Turn to the Amnesty or Human Rights Watch websites and there are atrocities
aplenty on both sides. As for women, a UN official I spoke to was sitting
in his office in Kabul back in 1992 when our friends the Alliance barged
in to demand all women staff be sent home at once: they banned women from
jobs long before the Taliban. Far from a "united" front, this makeshift
Alliance are just tribal warlords each with their own supporters abroad,
some selling heroin, many with a history of ratting and re-ratting across
the battlelines.
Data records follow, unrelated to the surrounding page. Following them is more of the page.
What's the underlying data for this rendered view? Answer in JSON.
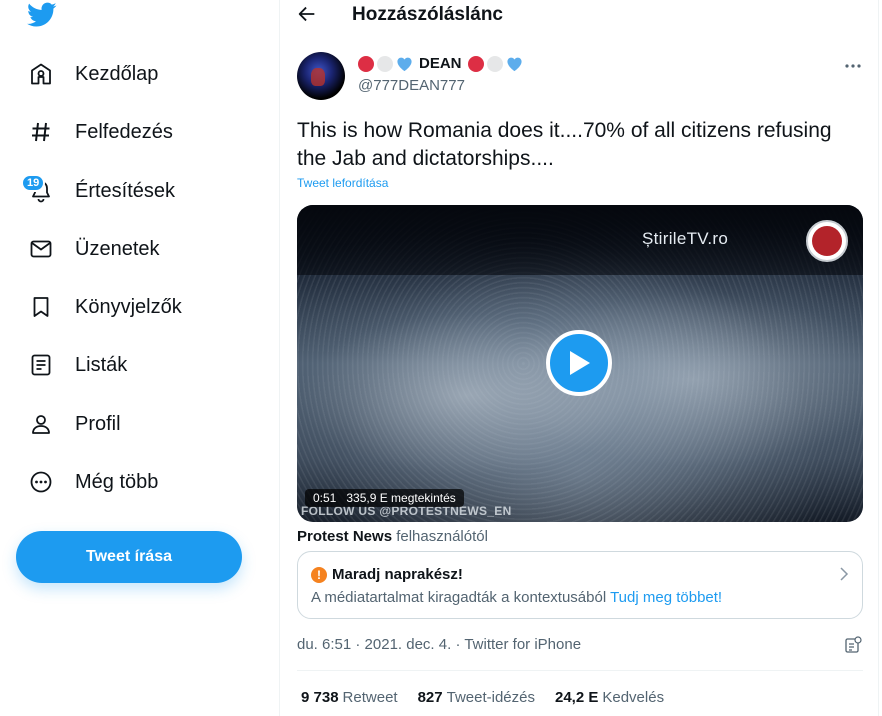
{
  "sidebar": {
    "nav": [
      {
        "label": "Kezdőlap",
        "icon": "home-icon"
      },
      {
        "label": "Felfedezés",
        "icon": "hashtag-icon"
      },
      {
        "label": "Értesítések",
        "icon": "bell-icon"
      },
      {
        "label": "Üzenetek",
        "icon": "mail-icon"
      },
      {
        "label": "Könyvjelzők",
        "icon": "bookmark-icon"
      },
      {
        "label": "Listák",
        "icon": "list-icon"
      },
      {
        "label": "Profil",
        "icon": "profile-icon"
      },
      {
        "label": "Még több",
        "icon": "more-circle-icon"
      }
    ],
    "notification_count": "19",
    "tweet_button": "Tweet írása"
  },
  "header": {
    "title": "Hozzászóláslánc"
  },
  "tweet": {
    "display_name": "DEAN",
    "handle": "@777DEAN777",
    "text": "This is how Romania does it....70% of all citizens refusing the Jab and dictatorships....",
    "translate_label": "Tweet lefordítása",
    "video": {
      "watermark": "ȘtirileTV.ro",
      "duration": "0:51",
      "views": "335,9 E megtekintés",
      "overlay_text": "FOLLOW US @PROTESTNEWS_EN"
    },
    "source": {
      "name": "Protest News",
      "suffix": "felhasználótól"
    },
    "notice": {
      "title": "Maradj naprakész!",
      "text": "A médiatartalmat kiragadták a kontextusából",
      "link": "Tudj meg többet!"
    },
    "timestamp": "du. 6:51 · 2021. dec. 4. · Twitter for iPhone",
    "stats": {
      "retweets": "9 738",
      "retweets_label": "Retweet",
      "quotes": "827",
      "quotes_label": "Tweet-idézés",
      "likes": "24,2 E",
      "likes_label": "Kedvelés"
    }
  },
  "colors": {
    "accent": "#1d9bf0",
    "text_primary": "#0f1419",
    "text_secondary": "#536471",
    "warning": "#f5821f"
  }
}
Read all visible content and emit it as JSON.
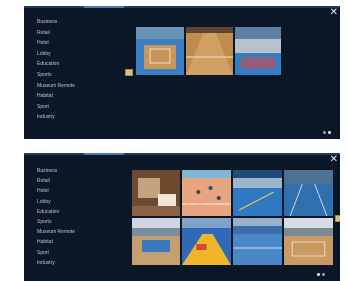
{
  "screens": [
    {
      "close_glyph": "✕",
      "menu": [
        "Business",
        "Retail",
        "Hotel",
        "Lobby",
        "Education",
        "Sports",
        "Museum Remote",
        "Habitat",
        "Sport",
        "Industry"
      ],
      "thumbnails": [
        "wood gym court",
        "parquet court",
        "blue sports hall"
      ]
    },
    {
      "close_glyph": "✕",
      "menu": [
        "Business",
        "Retail",
        "Hotel",
        "Lobby",
        "Education",
        "Sports",
        "Museum Remote",
        "Habitat",
        "Sport",
        "Industry"
      ],
      "thumbnails": [
        "wood office interior",
        "orange court",
        "blue sports hall",
        "blue court lanes",
        "gym interior",
        "colorful floor",
        "blue court",
        "wood sports hall"
      ]
    }
  ],
  "colors": {
    "panel_bg": "#0b1726",
    "menu_text": "#b9c6d6",
    "accent": "#d8c089"
  }
}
Their assassinated leader, Ahmad Shah Masood, had a pleasing,
French-speaking westernised educated aspect, but his past was hardly savoury.
He cannily wooed western support with promises that women can work and
girls attend school, with a few women engineers in evidence, but life for
women in burkas on both sides of the divide is virtually identical servitude.
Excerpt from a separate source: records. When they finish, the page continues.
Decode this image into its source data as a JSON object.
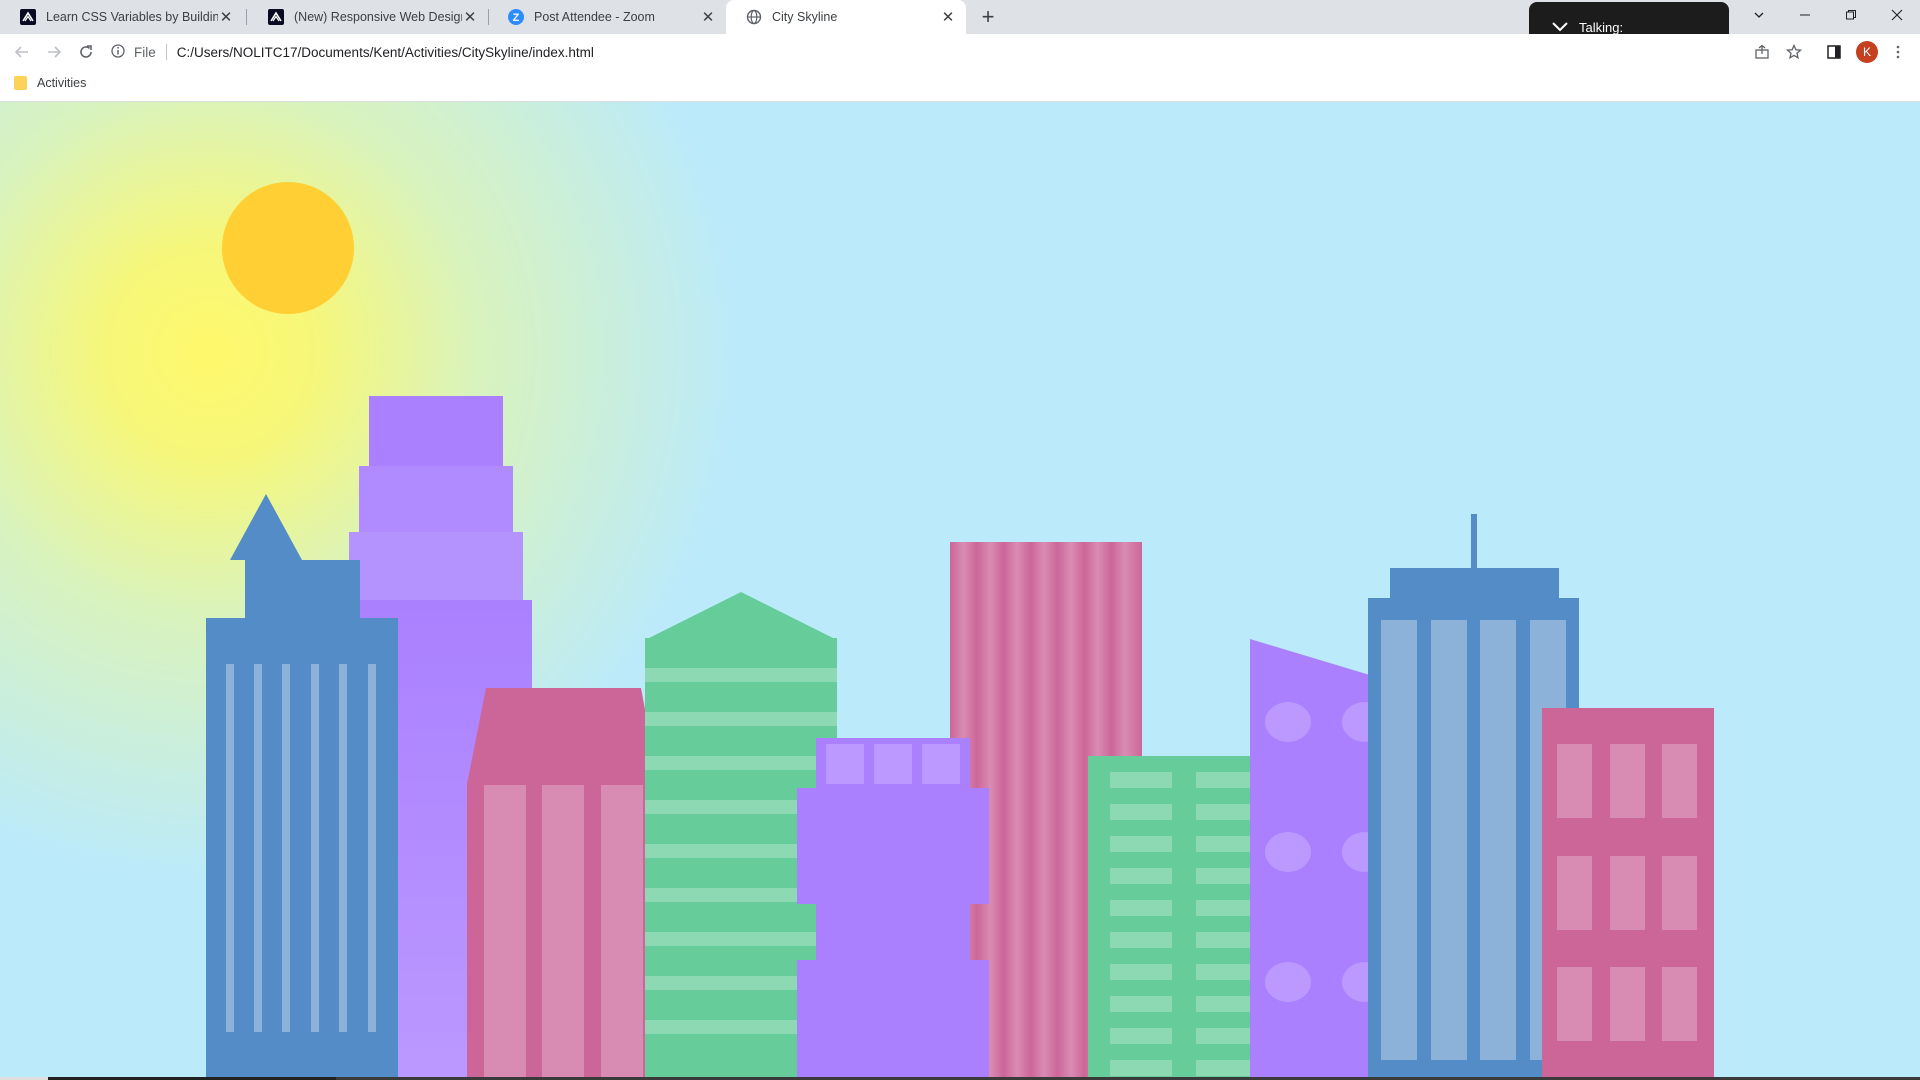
{
  "browser": {
    "tabs": [
      {
        "title": "Learn CSS Variables by Building a",
        "favicon": "freecodecamp-icon",
        "active": false
      },
      {
        "title": "(New) Responsive Web Design Ce",
        "favicon": "freecodecamp-icon",
        "active": false
      },
      {
        "title": "Post Attendee - Zoom",
        "favicon": "zoom-icon",
        "active": false
      },
      {
        "title": "City Skyline",
        "favicon": "globe-icon",
        "active": true
      }
    ],
    "new_tab_glyph": "+",
    "address_scheme_label": "File",
    "address": "C:/Users/NOLITC17/Documents/Kent/Activities/CitySkyline/index.html",
    "profile_initial": "K",
    "bookmarks": [
      {
        "label": "Activities",
        "icon": "folder-icon"
      }
    ]
  },
  "zoom_overlay": {
    "label": "Talking:"
  },
  "page": {
    "title": "City Skyline",
    "colors": {
      "sky": "#bbeafb",
      "sun": "#ffcf33",
      "sun_glow": "#fff86b",
      "building_blue": "#538cc6",
      "window_blue": "#8cb2d9",
      "building_purple": "#aa80ff",
      "window_purple": "#bb99ff",
      "building_pink": "#cc6699",
      "window_pink": "#d98cb3",
      "building_green": "#66cc99",
      "window_green": "#8cd9b3"
    }
  }
}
Does it mean the war is not worth
fighting? No, but it requires extreme circumspection about our allies and
no illusions about how difficult it will be to build a stable or half-civilised
government. Given the Northern Alliance's past, we should draw up a human
rights contract now and make Alliance leaders sign the UN's International
Covenant on Civil and Political Rights, binding them personally against
atrocities before fighting begins. Raping, burning, slaughtering and ethnic
revenge killings marked their last victorious entry to Kabul. Present eagerness
to chase out Bin Laden must not make human rights an afterthought in our
intervention in this black hole of humanity. Global moral authority on
universal rights and women's equality will matter more in the long run
than appeasing the Islamic sensibilities of coalition members now.
This is a rationalist jihad. This
war against terrorism is not a war not against moderate Thought-for-the-Day
Islam but against the fundamentalism that breeds murderous martyrs. But
the war leaders are fudging even this, on anxious visits to Iran where
BBC women correspondents are forced into chadors. Women are missing from
the story so far when they should be up at the front - literally and metaphorically:
this war between reason and unreason is ultimately about them. With such
a dearth of satisfactory allies, the coalition should turn to one Afghan
group completely ignored so far - the Revolutionary Association of the
Women of Afghanistan. Their leader was a poet called Meena, who was assassinated
by the KGB with fundamentalist help, in exile, in Quetta in 1987. They
are secular, sane and working hard in the camps of Pakistan, running schools
and clinics. They get no help from any government because rationalist feminists
naturally have no sway with any tribal warlords. With all the money now
flooding in, pushing these women forward and backing their progressive
work would be an act of good faith in a democratic equal rights future.
Or will realpolitik come before real women?